In total you have only 6 samples. That's not enough for WGCNA
Thank you for your reply. I actually have three stages with mutant and control with three replicates each. In total 18 samples. But the problem is there are few proteins common between three stages. So when i merge three stages there would be many missing values. so i just assumed it is better to go stage wise. Any suggestions please.
These are differentiaaly expressed proteins, significant p values with around 300-400 proteins for each stage.
You should include all proteins.
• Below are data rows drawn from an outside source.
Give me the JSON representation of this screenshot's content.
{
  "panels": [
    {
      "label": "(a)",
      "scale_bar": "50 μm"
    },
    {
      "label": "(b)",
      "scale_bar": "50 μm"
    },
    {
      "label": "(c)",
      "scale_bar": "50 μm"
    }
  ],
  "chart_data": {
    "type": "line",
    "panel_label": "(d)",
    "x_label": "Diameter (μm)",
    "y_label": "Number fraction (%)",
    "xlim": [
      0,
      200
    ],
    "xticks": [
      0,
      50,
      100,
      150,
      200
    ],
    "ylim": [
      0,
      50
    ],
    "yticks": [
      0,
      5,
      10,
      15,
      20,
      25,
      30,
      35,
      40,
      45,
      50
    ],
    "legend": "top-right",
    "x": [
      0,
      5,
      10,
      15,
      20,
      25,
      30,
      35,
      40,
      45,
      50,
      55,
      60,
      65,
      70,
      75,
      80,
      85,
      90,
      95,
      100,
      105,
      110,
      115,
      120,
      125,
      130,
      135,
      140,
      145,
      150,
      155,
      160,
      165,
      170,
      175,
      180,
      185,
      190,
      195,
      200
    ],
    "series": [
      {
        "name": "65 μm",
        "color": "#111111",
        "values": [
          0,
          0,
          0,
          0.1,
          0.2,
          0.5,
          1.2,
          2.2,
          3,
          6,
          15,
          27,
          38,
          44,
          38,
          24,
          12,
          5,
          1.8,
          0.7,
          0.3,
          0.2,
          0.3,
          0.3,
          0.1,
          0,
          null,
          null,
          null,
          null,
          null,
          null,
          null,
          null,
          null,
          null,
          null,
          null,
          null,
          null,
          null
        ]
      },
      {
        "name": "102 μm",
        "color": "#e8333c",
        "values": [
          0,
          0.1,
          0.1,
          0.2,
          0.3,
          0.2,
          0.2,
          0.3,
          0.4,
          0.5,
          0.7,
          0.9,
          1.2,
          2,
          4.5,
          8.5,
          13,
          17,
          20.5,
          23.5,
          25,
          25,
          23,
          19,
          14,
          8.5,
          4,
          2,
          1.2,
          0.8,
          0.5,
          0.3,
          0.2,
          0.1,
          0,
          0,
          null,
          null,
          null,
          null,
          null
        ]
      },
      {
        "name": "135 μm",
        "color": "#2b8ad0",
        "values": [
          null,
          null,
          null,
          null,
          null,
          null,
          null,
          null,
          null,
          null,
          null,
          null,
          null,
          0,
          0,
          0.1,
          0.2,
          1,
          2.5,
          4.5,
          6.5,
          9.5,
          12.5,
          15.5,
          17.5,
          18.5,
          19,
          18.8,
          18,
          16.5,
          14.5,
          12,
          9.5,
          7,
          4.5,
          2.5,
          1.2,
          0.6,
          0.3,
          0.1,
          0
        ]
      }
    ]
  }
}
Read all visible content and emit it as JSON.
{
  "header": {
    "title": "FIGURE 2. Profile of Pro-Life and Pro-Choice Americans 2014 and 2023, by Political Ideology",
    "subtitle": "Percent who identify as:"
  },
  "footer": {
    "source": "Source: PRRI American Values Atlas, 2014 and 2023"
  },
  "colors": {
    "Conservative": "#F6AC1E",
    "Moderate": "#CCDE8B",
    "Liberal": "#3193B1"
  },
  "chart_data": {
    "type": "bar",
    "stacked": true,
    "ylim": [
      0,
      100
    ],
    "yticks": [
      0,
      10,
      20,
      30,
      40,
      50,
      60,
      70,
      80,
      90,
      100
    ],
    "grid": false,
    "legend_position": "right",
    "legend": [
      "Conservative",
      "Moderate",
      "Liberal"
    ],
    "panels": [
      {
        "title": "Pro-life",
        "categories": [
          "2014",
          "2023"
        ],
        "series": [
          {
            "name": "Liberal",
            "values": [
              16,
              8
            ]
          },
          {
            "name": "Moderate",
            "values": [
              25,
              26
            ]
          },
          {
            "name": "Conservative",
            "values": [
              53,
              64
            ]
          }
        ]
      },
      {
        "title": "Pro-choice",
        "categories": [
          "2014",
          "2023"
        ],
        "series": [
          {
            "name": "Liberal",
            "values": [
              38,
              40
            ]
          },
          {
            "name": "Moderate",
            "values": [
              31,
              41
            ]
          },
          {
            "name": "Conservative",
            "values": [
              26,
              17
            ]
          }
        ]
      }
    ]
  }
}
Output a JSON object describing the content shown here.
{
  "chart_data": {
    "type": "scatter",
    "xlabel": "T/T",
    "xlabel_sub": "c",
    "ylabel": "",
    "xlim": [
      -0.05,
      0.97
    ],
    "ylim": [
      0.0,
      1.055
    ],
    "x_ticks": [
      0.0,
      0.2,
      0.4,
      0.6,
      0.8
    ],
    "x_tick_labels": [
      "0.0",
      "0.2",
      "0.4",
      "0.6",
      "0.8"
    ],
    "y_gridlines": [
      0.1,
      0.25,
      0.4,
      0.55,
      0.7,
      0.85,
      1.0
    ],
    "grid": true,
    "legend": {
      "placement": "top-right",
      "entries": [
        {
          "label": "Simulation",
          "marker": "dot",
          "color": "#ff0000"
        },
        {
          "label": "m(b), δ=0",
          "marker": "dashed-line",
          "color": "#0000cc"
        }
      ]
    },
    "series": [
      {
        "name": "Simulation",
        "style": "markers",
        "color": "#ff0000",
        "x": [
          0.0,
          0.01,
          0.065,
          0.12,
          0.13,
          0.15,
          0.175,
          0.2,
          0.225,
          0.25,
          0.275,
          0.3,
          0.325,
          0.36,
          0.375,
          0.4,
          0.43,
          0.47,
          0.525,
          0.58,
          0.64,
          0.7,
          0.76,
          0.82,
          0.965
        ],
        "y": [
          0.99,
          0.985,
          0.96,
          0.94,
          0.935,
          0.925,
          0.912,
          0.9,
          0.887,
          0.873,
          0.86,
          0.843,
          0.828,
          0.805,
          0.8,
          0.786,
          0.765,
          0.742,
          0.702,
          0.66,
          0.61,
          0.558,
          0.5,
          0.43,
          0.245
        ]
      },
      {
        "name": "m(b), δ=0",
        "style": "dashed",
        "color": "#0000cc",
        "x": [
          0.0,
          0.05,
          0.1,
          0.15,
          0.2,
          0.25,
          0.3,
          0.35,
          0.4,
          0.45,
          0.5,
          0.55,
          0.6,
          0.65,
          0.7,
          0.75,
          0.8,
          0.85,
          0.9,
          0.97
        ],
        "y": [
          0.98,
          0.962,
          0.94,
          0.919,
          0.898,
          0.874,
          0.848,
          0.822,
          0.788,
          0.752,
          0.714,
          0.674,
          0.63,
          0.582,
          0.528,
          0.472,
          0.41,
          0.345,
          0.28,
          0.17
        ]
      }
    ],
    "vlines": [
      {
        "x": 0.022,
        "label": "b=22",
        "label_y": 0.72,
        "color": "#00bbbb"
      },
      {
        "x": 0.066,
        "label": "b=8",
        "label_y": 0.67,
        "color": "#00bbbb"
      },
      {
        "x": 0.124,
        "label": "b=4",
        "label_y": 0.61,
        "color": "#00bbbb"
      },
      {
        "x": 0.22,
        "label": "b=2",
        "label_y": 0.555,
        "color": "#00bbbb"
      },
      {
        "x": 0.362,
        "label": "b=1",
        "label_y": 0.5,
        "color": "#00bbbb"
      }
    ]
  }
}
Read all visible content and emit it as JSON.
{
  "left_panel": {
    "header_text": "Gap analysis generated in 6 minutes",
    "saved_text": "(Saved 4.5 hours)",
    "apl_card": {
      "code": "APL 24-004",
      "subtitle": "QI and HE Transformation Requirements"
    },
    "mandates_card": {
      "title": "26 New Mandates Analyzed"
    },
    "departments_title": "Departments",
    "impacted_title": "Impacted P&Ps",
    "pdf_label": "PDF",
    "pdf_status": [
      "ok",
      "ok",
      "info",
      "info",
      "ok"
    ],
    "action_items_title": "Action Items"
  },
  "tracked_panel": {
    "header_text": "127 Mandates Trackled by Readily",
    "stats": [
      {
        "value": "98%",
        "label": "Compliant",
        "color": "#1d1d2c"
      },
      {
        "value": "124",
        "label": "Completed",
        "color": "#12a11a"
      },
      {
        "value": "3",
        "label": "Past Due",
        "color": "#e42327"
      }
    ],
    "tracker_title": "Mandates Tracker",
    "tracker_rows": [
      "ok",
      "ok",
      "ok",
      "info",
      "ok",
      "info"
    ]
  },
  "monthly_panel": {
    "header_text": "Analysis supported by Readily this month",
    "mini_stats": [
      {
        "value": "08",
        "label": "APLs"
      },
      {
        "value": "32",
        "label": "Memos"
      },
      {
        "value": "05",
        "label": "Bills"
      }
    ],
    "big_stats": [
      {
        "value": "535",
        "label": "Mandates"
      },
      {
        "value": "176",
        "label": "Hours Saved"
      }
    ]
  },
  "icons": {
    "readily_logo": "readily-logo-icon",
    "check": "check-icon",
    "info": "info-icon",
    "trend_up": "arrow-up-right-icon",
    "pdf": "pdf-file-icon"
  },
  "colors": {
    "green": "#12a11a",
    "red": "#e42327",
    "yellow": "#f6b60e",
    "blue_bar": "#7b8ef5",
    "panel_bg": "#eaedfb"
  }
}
Can you do that?
I can include all proteins, but still there will be many missing values.
Do i need to include where the proteins do not have all three replicate values. i.e, one or the other replicate value is missing, also.
Usually, I filter out genes not expressed in at least 80% of the samples.
If you end up with very few proteins to build a meaningful coexpression network then, don't use WGCNA
Thank you for your reply. Even i used semitools, for all the stages together, which is not able to detect soft threshhold beta value. Are there any other approaches where i can get coexprssion network.
WGCNA and cemitool calculate the soft threshold starting from a correlation matrix. You are not getting a good soft threshold because I suspect that the three stages you have here are hardly comparables because the few features (proteins) they share do not correlates.